Information about the power consumption of the GeForce GTX 285 is highly important, so we performed our usual test on a specially configured testbed:

  • Intel Pentium 4 560 CPU (3.6GHz, LGA775)
  • DFI LANParty UT ICFX3200-T2R/G mainboard (ATI CrossFire Xpress 3200 chipset)
  • PC2-5300 SDRAM (2x512MB, 667MHz)
  • Western Digital Raptor WD360ADFD HDD (36GB)
  • Chieftec ATX-410-212 PSU (410W)
  • Microsoft Windows Vista Ultimate SP1 32-bit
  • Futuremark PCMark05 Build 1.2.0
  • Futuremark 3DMark06 Build 1.1.0

Following our standard method, the 3D load was created by means of the first SM3.0/HDR test from 3DMark06 running in a loop at 1600x1200 with 4x FSAA and 16x AF. The Peak 2D mode was emulated by means of the 2D Transparent Windows test from PCMark05. This test is important as it simulates the user’s working with application windows whereas Windows Vista’s Aero interface uses 3D features.

Click to enlarge

According to our test, the new card has a peak power consumption of 150W at the reference frequencies and 161W at the pre-overclocked frequencies. This is very good in comparison with the slower Radeon HD 4870, let alone the Radeon HD 4850 X2 which needs over 200W. The information about the distribution of load among the individual power lines suggests that there is indeed no need for 8-pin connectors: the load on the external +12V lines is below 75W even with the pre-overclocked card from EVGA. Like every GeForce GTX 200 series solution, the EVGA GeForce GTX 285 SSC lowers the GPU clock rates to 300/600MHz and the memory frequency to 100 (200) MHz when idle to save power in 2D mode.

The EVGA is not cool because it has a simplified cooler. Its GPU temperature is lower in idle mode than that of the 65nm GeForce GTX 280 but as high as that of the GeForce GTX 295 under load.

On the other hand, even 86°C is far from critical for a modern GPU. Moreover, the high temperature is made up for by the rather comfortable noise parameters of the card.
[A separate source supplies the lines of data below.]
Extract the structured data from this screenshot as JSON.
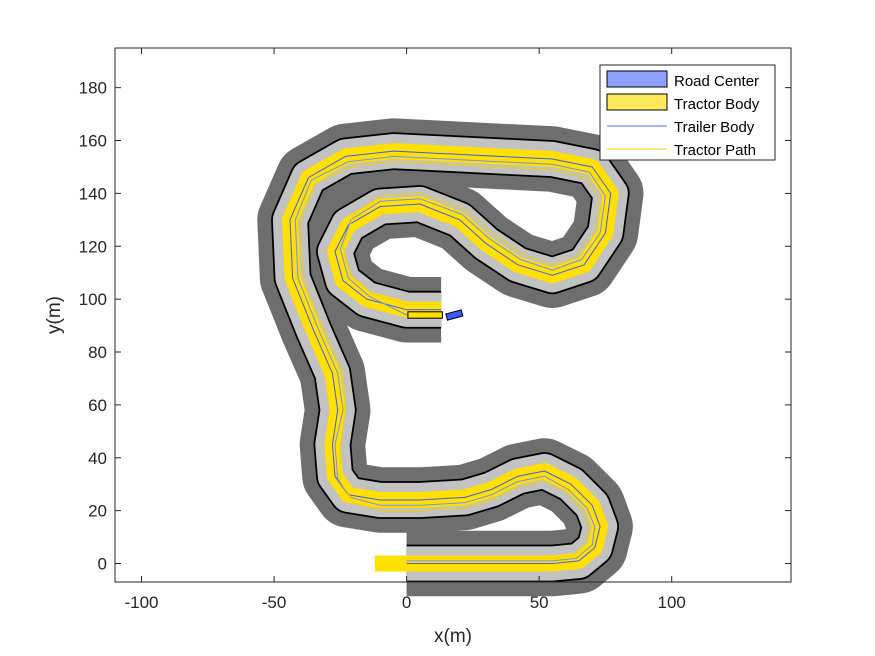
{
  "chart_data": {
    "type": "line",
    "title": "",
    "xlabel": "x(m)",
    "ylabel": "y(m)",
    "xlim": [
      -110,
      145
    ],
    "ylim": [
      -7,
      195
    ],
    "grid": false,
    "legend_position": "top-right",
    "xticks": [
      -100,
      -50,
      0,
      50,
      100
    ],
    "yticks": [
      0,
      20,
      40,
      60,
      80,
      100,
      120,
      140,
      160,
      180
    ],
    "xtick_labels": [
      "-100",
      "-50",
      "0",
      "50",
      "100"
    ],
    "ytick_labels": [
      "0",
      "20",
      "40",
      "60",
      "80",
      "100",
      "120",
      "140",
      "160",
      "180"
    ],
    "road": {
      "outer_color": "#6e6e6e",
      "lane_color": "#c2c2c2",
      "edge_color": "#000000",
      "start": [
        0,
        0
      ],
      "end": [
        13,
        96
      ]
    },
    "centerline": [
      [
        0,
        0
      ],
      [
        20,
        0
      ],
      [
        40,
        0
      ],
      [
        55,
        0
      ],
      [
        65,
        1
      ],
      [
        71,
        6
      ],
      [
        73,
        14
      ],
      [
        70,
        22
      ],
      [
        62,
        30
      ],
      [
        52,
        35
      ],
      [
        42,
        33
      ],
      [
        32,
        28
      ],
      [
        22,
        25
      ],
      [
        5,
        24
      ],
      [
        -10,
        24
      ],
      [
        -22,
        26
      ],
      [
        -27,
        33
      ],
      [
        -28,
        45
      ],
      [
        -26,
        58
      ],
      [
        -28,
        72
      ],
      [
        -35,
        88
      ],
      [
        -43,
        108
      ],
      [
        -44,
        130
      ],
      [
        -37,
        146
      ],
      [
        -23,
        154
      ],
      [
        -5,
        156
      ],
      [
        15,
        155
      ],
      [
        35,
        154
      ],
      [
        55,
        153
      ],
      [
        70,
        150
      ],
      [
        77,
        140
      ],
      [
        75,
        125
      ],
      [
        67,
        113
      ],
      [
        55,
        109
      ],
      [
        42,
        113
      ],
      [
        30,
        121
      ],
      [
        20,
        130
      ],
      [
        5,
        136
      ],
      [
        -10,
        135
      ],
      [
        -22,
        128
      ],
      [
        -27,
        118
      ],
      [
        -24,
        107
      ],
      [
        -15,
        100
      ],
      [
        0,
        96
      ],
      [
        13,
        96
      ]
    ],
    "series": [
      {
        "name": "Road Center",
        "color": "#3a5cff",
        "points": [
          [
            0,
            0
          ],
          [
            20,
            0
          ],
          [
            40,
            0
          ],
          [
            55,
            0
          ],
          [
            65,
            1
          ],
          [
            71,
            6
          ],
          [
            73,
            14
          ],
          [
            70,
            22
          ],
          [
            62,
            30
          ],
          [
            52,
            35
          ],
          [
            42,
            33
          ],
          [
            32,
            28
          ],
          [
            22,
            25
          ],
          [
            5,
            24
          ],
          [
            -10,
            24
          ],
          [
            -22,
            26
          ],
          [
            -27,
            33
          ],
          [
            -28,
            45
          ],
          [
            -26,
            58
          ],
          [
            -28,
            72
          ],
          [
            -35,
            88
          ],
          [
            -43,
            108
          ],
          [
            -44,
            130
          ],
          [
            -37,
            146
          ],
          [
            -23,
            154
          ],
          [
            -5,
            156
          ],
          [
            15,
            155
          ],
          [
            35,
            154
          ],
          [
            55,
            153
          ],
          [
            70,
            150
          ],
          [
            77,
            140
          ],
          [
            75,
            125
          ],
          [
            67,
            113
          ],
          [
            55,
            109
          ],
          [
            42,
            113
          ],
          [
            30,
            121
          ],
          [
            20,
            130
          ],
          [
            5,
            136
          ],
          [
            -10,
            135
          ],
          [
            -22,
            128
          ],
          [
            -27,
            118
          ],
          [
            -24,
            107
          ],
          [
            -15,
            100
          ],
          [
            0,
            96
          ],
          [
            13,
            96
          ]
        ]
      },
      {
        "name": "Tractor Body",
        "color": "#ffe000",
        "points": [
          [
            -12,
            0
          ],
          [
            0,
            0
          ],
          [
            20,
            0
          ],
          [
            40,
            0
          ],
          [
            55,
            0
          ],
          [
            65,
            1
          ],
          [
            71,
            6
          ],
          [
            73,
            14
          ],
          [
            70,
            22
          ],
          [
            62,
            30
          ],
          [
            52,
            35
          ],
          [
            42,
            33
          ],
          [
            32,
            28
          ],
          [
            22,
            25
          ],
          [
            5,
            24
          ],
          [
            -10,
            24
          ],
          [
            -22,
            26
          ],
          [
            -27,
            33
          ],
          [
            -28,
            45
          ],
          [
            -26,
            58
          ],
          [
            -28,
            72
          ],
          [
            -35,
            88
          ],
          [
            -43,
            108
          ],
          [
            -44,
            130
          ],
          [
            -37,
            146
          ],
          [
            -23,
            154
          ],
          [
            -5,
            156
          ],
          [
            15,
            155
          ],
          [
            35,
            154
          ],
          [
            55,
            153
          ],
          [
            70,
            150
          ],
          [
            77,
            140
          ],
          [
            75,
            125
          ],
          [
            67,
            113
          ],
          [
            55,
            109
          ],
          [
            42,
            113
          ],
          [
            30,
            121
          ],
          [
            20,
            130
          ],
          [
            5,
            136
          ],
          [
            -10,
            135
          ],
          [
            -22,
            128
          ],
          [
            -27,
            118
          ],
          [
            -24,
            107
          ],
          [
            -15,
            100
          ],
          [
            0,
            96
          ],
          [
            13,
            96
          ]
        ]
      },
      {
        "name": "Trailer Body",
        "color": "#6f8fff",
        "points": [
          [
            0,
            1
          ],
          [
            20,
            1
          ],
          [
            40,
            1
          ],
          [
            55,
            1
          ],
          [
            64,
            2
          ],
          [
            70,
            7
          ],
          [
            71,
            14
          ],
          [
            68,
            21
          ],
          [
            61,
            28
          ],
          [
            52,
            33
          ],
          [
            42,
            31
          ],
          [
            32,
            26
          ],
          [
            22,
            23
          ],
          [
            5,
            22
          ],
          [
            -10,
            22
          ],
          [
            -21,
            25
          ],
          [
            -26,
            32
          ],
          [
            -27,
            45
          ],
          [
            -24,
            58
          ],
          [
            -26,
            72
          ],
          [
            -33,
            88
          ],
          [
            -41,
            108
          ],
          [
            -42,
            130
          ],
          [
            -36,
            145
          ],
          [
            -22,
            152
          ],
          [
            -5,
            154
          ],
          [
            15,
            153
          ],
          [
            35,
            152
          ],
          [
            55,
            151
          ],
          [
            69,
            148
          ],
          [
            75,
            139
          ],
          [
            73,
            125
          ],
          [
            66,
            115
          ],
          [
            55,
            111
          ],
          [
            43,
            115
          ],
          [
            31,
            123
          ],
          [
            21,
            132
          ],
          [
            5,
            138
          ],
          [
            -10,
            137
          ],
          [
            -21,
            130
          ],
          [
            -25,
            119
          ],
          [
            -22,
            108
          ],
          [
            -14,
            101
          ],
          [
            0,
            94
          ],
          [
            12,
            94
          ]
        ]
      },
      {
        "name": "Tractor Path",
        "color": "#f2d000",
        "points": [
          [
            0,
            2
          ],
          [
            20,
            2
          ],
          [
            40,
            2
          ],
          [
            55,
            2
          ],
          [
            63,
            3
          ],
          [
            68,
            8
          ],
          [
            69,
            14
          ],
          [
            66,
            20
          ],
          [
            60,
            27
          ],
          [
            52,
            31
          ],
          [
            42,
            29
          ],
          [
            32,
            24
          ],
          [
            22,
            21
          ],
          [
            5,
            20
          ],
          [
            -10,
            20
          ],
          [
            -20,
            23
          ],
          [
            -25,
            31
          ],
          [
            -25,
            45
          ],
          [
            -23,
            58
          ],
          [
            -24,
            72
          ],
          [
            -31,
            88
          ],
          [
            -39,
            108
          ],
          [
            -40,
            130
          ],
          [
            -34,
            144
          ],
          [
            -21,
            150
          ],
          [
            -5,
            152
          ],
          [
            15,
            151
          ],
          [
            35,
            150
          ],
          [
            55,
            149
          ],
          [
            67,
            146
          ],
          [
            73,
            138
          ],
          [
            71,
            125
          ],
          [
            64,
            116
          ],
          [
            55,
            113
          ],
          [
            44,
            117
          ],
          [
            32,
            125
          ],
          [
            22,
            134
          ],
          [
            5,
            140
          ],
          [
            -10,
            139
          ],
          [
            -20,
            132
          ],
          [
            -24,
            120
          ],
          [
            -21,
            109
          ],
          [
            -13,
            102
          ],
          [
            0,
            98
          ],
          [
            12,
            98
          ]
        ]
      }
    ],
    "vehicles": {
      "tractor_box": {
        "center": [
          18,
          94
        ],
        "length": 6,
        "width": 2.4,
        "heading_deg": 15,
        "color": "#3a5cff"
      },
      "trailer_box": {
        "center": [
          7,
          94
        ],
        "length": 13,
        "width": 2.4,
        "heading_deg": 0,
        "color": "#ffe000"
      }
    }
  }
}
The only noise the EVGA card produces is the hiss of the airflow as it is passing through the heatsink and being exhausted through the card’s mounting bracket. Never in our long tests did the card increase its fan speed. Thus, the rather high temperatures in 3D mode are due to the relaxed settings of the fan control system. Generally speaking, it is far more comfortable to be near a system that has an EVGA GeForce GTX 285 SSC inside than near one that has a Radeon HD 4870 X2 or a Sapphire Radeon HD 4850 X2.

Our overclocking attempt was a failure. We managed to increase the GPU clock rates from the default 702/1584MHz to 720/1624MHz and also lift the memory frequency up to 1400 (2800) MHz but the card eventually proved to be unstable.
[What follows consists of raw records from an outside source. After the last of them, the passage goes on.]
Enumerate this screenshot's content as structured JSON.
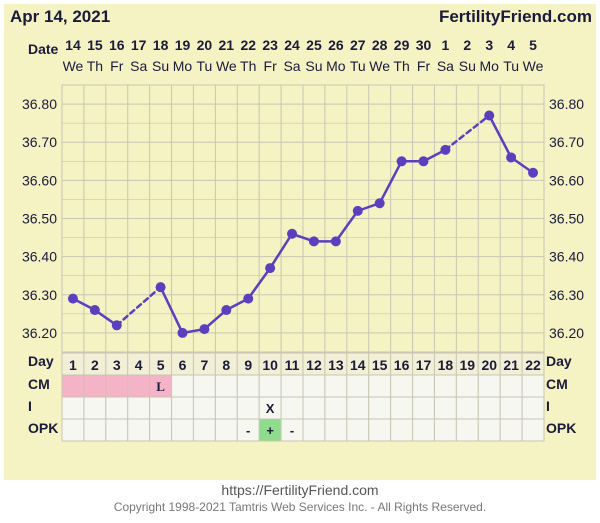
{
  "header": {
    "date_label": "Apr 14, 2021",
    "brand": "FertilityFriend.com"
  },
  "row_labels": {
    "date": "Date",
    "day": "Day",
    "cm": "CM",
    "i": "I",
    "opk": "OPK"
  },
  "footer": {
    "url": "https://FertilityFriend.com",
    "copyright": "Copyright 1998-2021 Tamtris Web Services Inc. - All Rights Reserved."
  },
  "colors": {
    "background": "#f5f2c4",
    "line": "#5b3fbf",
    "grid": "#c9c6b2",
    "menstruation": "#f4b3c6",
    "opk_positive": "#8fdc8f",
    "text": "#1a1a3a"
  },
  "chart_data": {
    "type": "line",
    "dates": [
      "14",
      "15",
      "16",
      "17",
      "18",
      "19",
      "20",
      "21",
      "22",
      "23",
      "24",
      "25",
      "26",
      "27",
      "28",
      "29",
      "30",
      "1",
      "2",
      "3",
      "4",
      "5"
    ],
    "weekdays": [
      "We",
      "Th",
      "Fr",
      "Sa",
      "Su",
      "Mo",
      "Tu",
      "We",
      "Th",
      "Fr",
      "Sa",
      "Su",
      "Mo",
      "Tu",
      "We",
      "Th",
      "Fr",
      "Sa",
      "Su",
      "Mo",
      "Tu",
      "We"
    ],
    "days": [
      "1",
      "2",
      "3",
      "4",
      "5",
      "6",
      "7",
      "8",
      "9",
      "10",
      "11",
      "12",
      "13",
      "14",
      "15",
      "16",
      "17",
      "18",
      "19",
      "20",
      "21",
      "22"
    ],
    "temperatures": [
      36.29,
      36.26,
      36.22,
      null,
      36.32,
      36.2,
      36.21,
      36.26,
      36.29,
      36.37,
      36.46,
      36.44,
      36.44,
      36.52,
      36.54,
      36.65,
      36.65,
      36.68,
      null,
      36.77,
      36.66,
      36.62
    ],
    "y_ticks": [
      "36.20",
      "36.30",
      "36.40",
      "36.50",
      "36.60",
      "36.70",
      "36.80"
    ],
    "ylim": [
      36.15,
      36.85
    ],
    "cm": [
      "",
      "",
      "",
      "",
      "L",
      "",
      "",
      "",
      "",
      "",
      "",
      "",
      "",
      "",
      "",
      "",
      "",
      "",
      "",
      "",
      "",
      ""
    ],
    "menstruation_days": [
      1,
      2,
      3,
      4,
      5
    ],
    "intercourse": [
      "",
      "",
      "",
      "",
      "",
      "",
      "",
      "",
      "",
      "X",
      "",
      "",
      "",
      "",
      "",
      "",
      "",
      "",
      "",
      "",
      "",
      ""
    ],
    "opk": [
      "",
      "",
      "",
      "",
      "",
      "",
      "",
      "",
      "-",
      "+",
      "-",
      "",
      "",
      "",
      "",
      "",
      "",
      "",
      "",
      "",
      "",
      ""
    ],
    "opk_positive_day": 10,
    "grid": true
  }
}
We then dropped the CPU frequency to 710MHz, but the card got unstable after a while, again. Therefore we had to roll back to the default clock rates and give up the idea of benchmarking the EVGA card at overclocked frequencies. We were not surprised much at our failure. The G200 is too complex after all. Even on 55nm tech process this core seems to have a frequency limit at about 700/1600MHz unless you resort to extreme overclocking methods like increasing the GPU voltage. We could not check this out because EVGA’s tool for controlling this parameter only supports cards with a Volterra VT1165 controller whereas the voltage regulator of the GeForce GTX 285 is based on an Intersil ISL6327.